” Love is patient, love is kind. It does not envy, it does not boast, it is not proud. It does not dishonor others, it is not self-seeking, it is not easily angered, it keeps no record of wrongs. Love does not delight in evil but rejoices with the truth. It always protects, always trusts, always hopes, always perseveres. And now these three remain: faith, hope and love. But the greatest of these is love.” – 1 Corinthians 13
It’s so cheesy of me to take this passage that so many people use, but I went to an art display recently and I found it staring back at me and as someone who is not religious at all, but very spiritual, I find that there’s a little bit of truth in everything. Welcome back to #BlackWomxnWorkThroughTrauma’s last week. This week, I wanted to focus on Learning Liberation surrounding “Love” not as an idea, but as a reality.
When I think of the word love, what immediately pops into my head is what I’ve been conditioned with by society. Films, tv shows, ads, church and familial expectations, peer pressure, etc, these all help to inform my personal view of what giving and receiving love looks like. One thing I realize is that up until this point in my life, I’ve been searching for love but never really established just what love is and looks like for myself. It’s one thing to know what love feels like and to know especially, if you’ve experienced some sort of abuse, just what love is not. What about what happens when love looks and feels like abuse because that’s what we’ve been taught? I am not a fan of gender roles or traditional relationships in the form of monogamy, because I really do believe that love should always be free, honest, and communicative.
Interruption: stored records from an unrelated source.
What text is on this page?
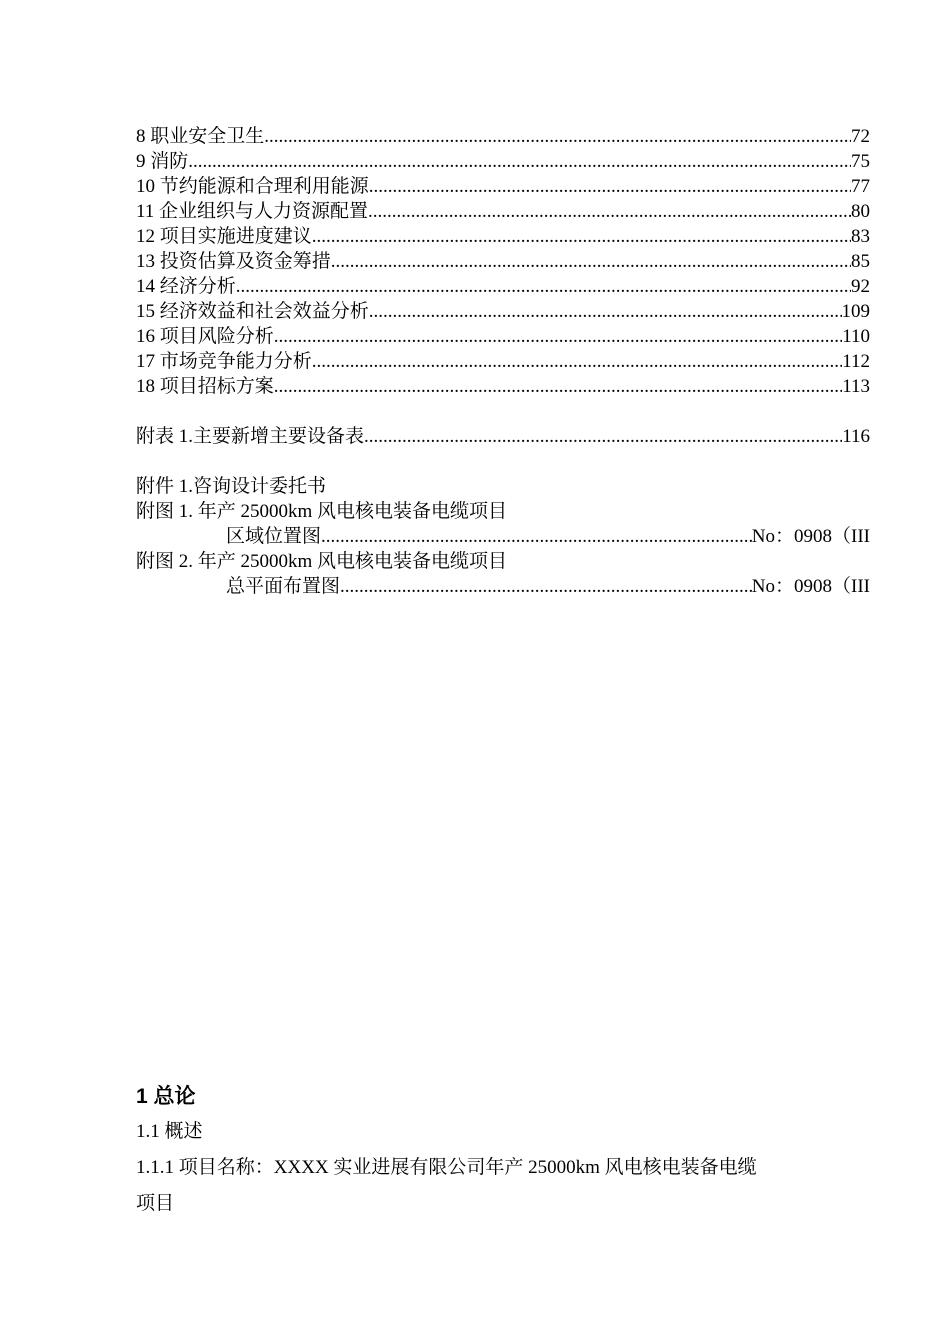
8 职业安全卫生 .....	72
9 消防 .....	75
10 节约能源和合理利用能源 .....	77
11 企业组织与人力资源配置 .....	80
12 项目实施进度建议 .....	83
13 投资估算及资金筹措 .....	85
14 经济分析 .....	92
15 经济效益和社会效益分析 .....	109
16 项目风险分析 .....	110
17 市场竞争能力分析 .....	112
18 项目招标方案 .....	113
附表 1.主要新增主要设备表 .....	116
附件 1.咨询设计委托书
附图 1. 年产 25000km 风电核电装备电缆项目
区域位置图 .....	No：0908（III
附图 2. 年产 25000km 风电核电装备电缆项目
总平面布置图 .....	No：0908（III
1 总论
1.1 概述
1.1.1 项目名称：XXXX 实业进展有限公司年产 25000km 风电核电装备电缆
项目
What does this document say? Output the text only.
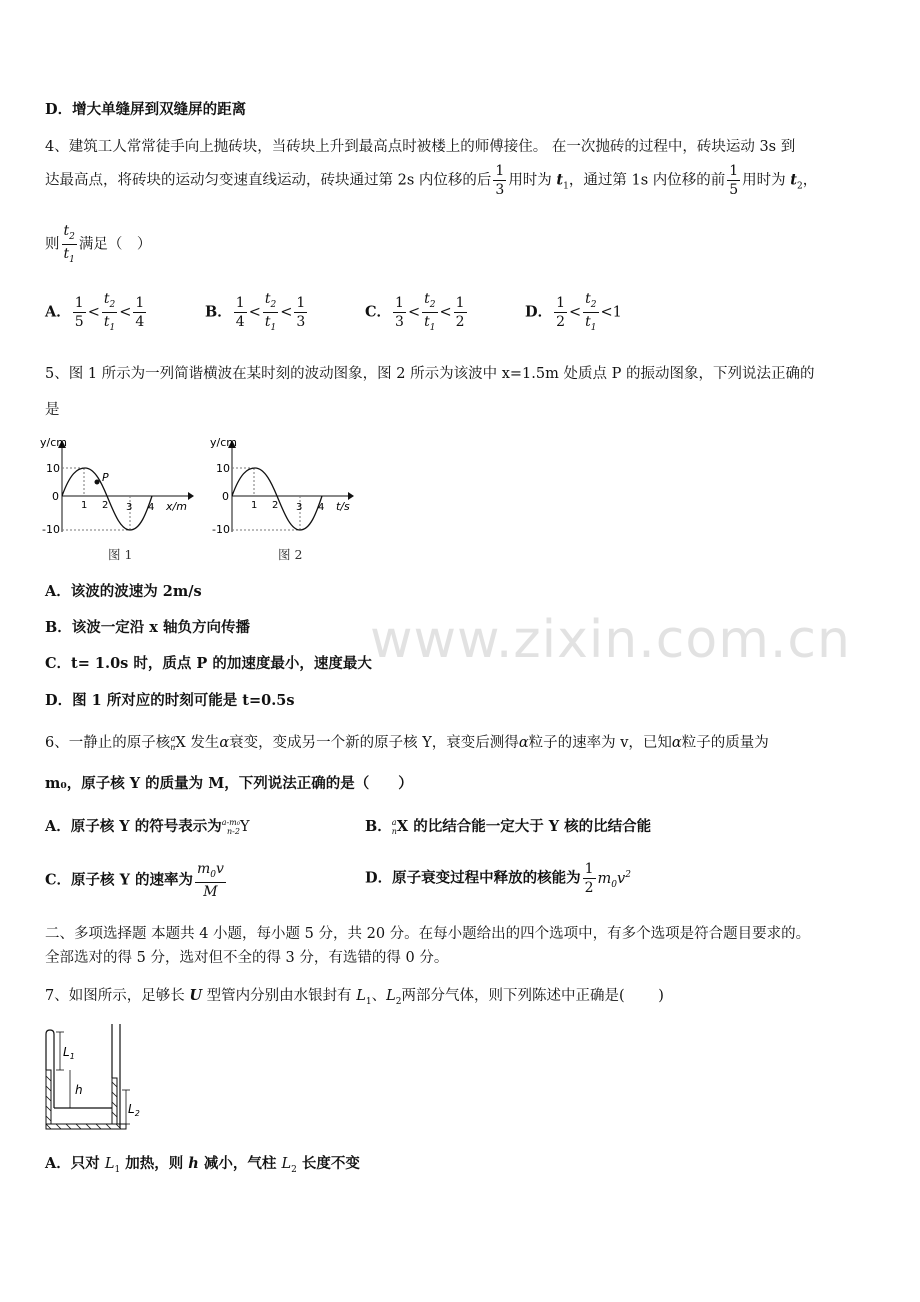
D．增大单缝屏到双缝屏的距离
4、建筑工人常常徒手向上抛砖块，当砖块上升到最高点时被楼上的师傅接住。 在一次抛砖的过程中，砖块运动 3s 到
达最高点，将砖块的运动匀变速直线运动，砖块通过第 2s 内位移的后 $\frac{1}{3}$ 用时为 $t_1$，通过第 1s 内位移的前 $\frac{1}{5}$ 用时为 $t_2$，
则 $\frac{t_2}{t_1}$ 满足（　）
A． $\frac{1}{5} < \frac{t_2}{t_1} < \frac{1}{4}$	B． $\frac{1}{4} < \frac{t_2}{t_1} < \frac{1}{3}$	C． $\frac{1}{3} < \frac{t_2}{t_1} < \frac{1}{2}$	D． $\frac{1}{2} < \frac{t_2}{t_1} <1$
5、图 1 所示为一列简谐横波在某时刻的波动图象，图 2 所示为该波中 x=1.5m 处质点 P 的振动图象，下列说法正确的
是
y/cm
10
0
-10
1 2 3 4
P
x/m
图 1
y/cm
10
0
-10
1 2 3 4 t/s
图 2
A．该波的波速为 2m/s
B．该波一定沿 x 轴负方向传播
C．t= 1.0s 时，质点 P 的加速度最小，速度最大
D．图 1 所对应的时刻可能是 t=0.5s
www.zixin.com.cn
6、一静止的原子核a
nX 发生α衰变，变成另一个新的原子核 Y，衰变后测得α粒子的速率为 v，已知α粒子的质量为
m₀，原子核 Y 的质量为 M，下列说法正确的是（　　）
A．原子核 Y 的符号表示为a-m₀
n-2Y	B．a
nX 的比结合能一定大于 Y 核的比结合能
C．原子核 Y 的速率为 $\frac{m_0v}{M}$	D．原子衰变过程中释放的核能为 $\frac{1}{2} m_0v^2$
二、多项选择题 本题共 4 小题，每小题 5 分，共 20 分。在每小题给出的四个选项中，有多个选项是符合题目要求的。
全部选对的得 5 分，选对但不全的得 3 分，有选错的得 0 分。
7、如图所示，足够长 U 型管内分别由水银封有 $L_1$、$L_2$两部分气体，则下列陈述中正确是(　　 )
$L_1$
h
$L_2$
A．只对 $L_1$ 加热，则 h 减小，气柱 $L_2$ 长度不变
I put 1 Corinthians 13 up there because I realize that through this month of #BlackWomxnWorkThroughTrauma, I’ve been working through each week myself as well as with you all and what I’ve come to realize is that the definition of love starts for me with how I choose to love myself. Just how do I affirm my selfhood? Am I patient and kind with myself? How do I protect myself? How do I trust myself? How do I guard my truth? If I can’t answer those definitively, then I haven’t been truly loving myself as I deserve. I deserve the highest amount of love from myself. We all do. Love isn’t the superficial. Love is depth.